Cuando estaba en sexto de primaria leí un libro sobre una niña que fue a dar al hospital por su extrema delgadez. Había decidido dejar de comer y estaba logrando lo que se proponía, algo parecido a desaparecer. Ella no quería morir, sus papás tampoco lo deseaban, y aun así se la estaba llevando la muerte.

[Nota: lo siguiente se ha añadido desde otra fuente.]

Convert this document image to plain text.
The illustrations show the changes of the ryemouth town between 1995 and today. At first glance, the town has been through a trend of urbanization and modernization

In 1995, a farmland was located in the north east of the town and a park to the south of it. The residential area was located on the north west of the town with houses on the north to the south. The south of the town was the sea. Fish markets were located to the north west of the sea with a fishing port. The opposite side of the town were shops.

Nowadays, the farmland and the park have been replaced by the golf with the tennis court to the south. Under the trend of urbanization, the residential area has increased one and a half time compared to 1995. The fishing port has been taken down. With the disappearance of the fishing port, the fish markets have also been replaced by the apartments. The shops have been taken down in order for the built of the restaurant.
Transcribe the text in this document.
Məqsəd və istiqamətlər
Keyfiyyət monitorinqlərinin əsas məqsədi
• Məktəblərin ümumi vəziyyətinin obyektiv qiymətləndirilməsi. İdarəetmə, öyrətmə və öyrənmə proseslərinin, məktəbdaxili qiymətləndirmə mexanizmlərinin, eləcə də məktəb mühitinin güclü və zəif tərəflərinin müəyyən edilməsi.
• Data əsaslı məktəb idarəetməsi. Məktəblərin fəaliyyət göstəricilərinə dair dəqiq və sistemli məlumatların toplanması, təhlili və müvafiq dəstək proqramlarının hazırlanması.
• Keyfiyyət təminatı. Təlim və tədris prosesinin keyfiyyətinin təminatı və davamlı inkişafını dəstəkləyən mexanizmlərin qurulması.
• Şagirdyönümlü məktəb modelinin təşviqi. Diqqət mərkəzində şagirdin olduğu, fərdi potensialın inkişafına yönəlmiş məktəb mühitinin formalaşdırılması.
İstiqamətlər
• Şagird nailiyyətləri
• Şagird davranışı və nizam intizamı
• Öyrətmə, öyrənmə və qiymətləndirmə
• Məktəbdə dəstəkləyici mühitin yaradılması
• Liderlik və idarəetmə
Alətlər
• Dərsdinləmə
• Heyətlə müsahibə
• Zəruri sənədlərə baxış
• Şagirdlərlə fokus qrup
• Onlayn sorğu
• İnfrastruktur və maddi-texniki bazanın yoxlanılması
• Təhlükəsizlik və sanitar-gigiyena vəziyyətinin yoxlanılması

Cuando probó comida obligadamente, se indujo el vómito. Este libro dibujó mi camino, me dio los pasos a seguir: con mi mente infantil casi adolescente parecía claro lo que tendría que hacer. Yo no quería morir, pero sí quería algo parecido a desaparecer. El problema es que nuestro cuerpo no distingue entre una cosa y otra, y al tender a la desaparición, muere lenta y dolorosamente.
Al tender a la desaparición, la vida se nos esfuma entre las manos, la mirada entre las nubes, y de pronto estamos más cerca del cielo que de la tierra… pero no de un paraíso, de un cielo de nubes y bruma, de separación y distancia. Una sólo quiere el contacto, busca el contacto, desea el amor, y al temerle a este deseo, huye de toda posibilidad de contacto y amor. A las nubes. En las nubes, una enfermedad. Llueve diario, varias veces al día, y al dormir una reza para mañana despertar en un suelo firme y bajo el rayo de un amoroso sol. Esto casi nunca pasa, la lluvia sigue y la rutina nos arrastra… hasta que brilla un rayo de sol, y una es capaz de notarlo. Y así, entre los dedos lánguidos, una pequeña luz se vuelve una soga. Y desciende, una desciende en búsqueda de suelo firme.
Así, un día le dije a mi mamá que tenía bulimia. Después de varios años de batallar con mi TCA le escribí un correo, que recibió al instante en su computadora a unas puertas de la mía. Vino a verme, me vio a los ojos, me vio, por primera vez me vio con todo y mi enfermedad y me entregó su apoyo y confianza. Así, la luz del sol comenzó a tomar forma hace muchos, muchos años, y ahí empecé mi proceso terapéutico con Blanca, en sesiones de terapia cognitivo conductual.
No llegué muy lejos con Blanca, las visitas a su consultorio no estaban fuera de mis rondas a baños públicos y tiendas de abarrotes, pero conseguí una amiga, y a mi primera aliada en salud, su mirada siempre me lo decía, pero yo… yo igual no salía de mi bruma.
Mi tiempo récord sin vomitar en aquellos años era de 20 días. Nunca pude superarlo, daba clases de yoga; una tragedia me llevó a ser la titular de un grupo muy amoroso. Cualquier persona que me viera pensaría que la llevaba bien. Unos meses después anuncié que ya no podría seguir dando la clase: me internaría por primera vez, para que me ayudaran otros a romper el récord que yo nunca logré.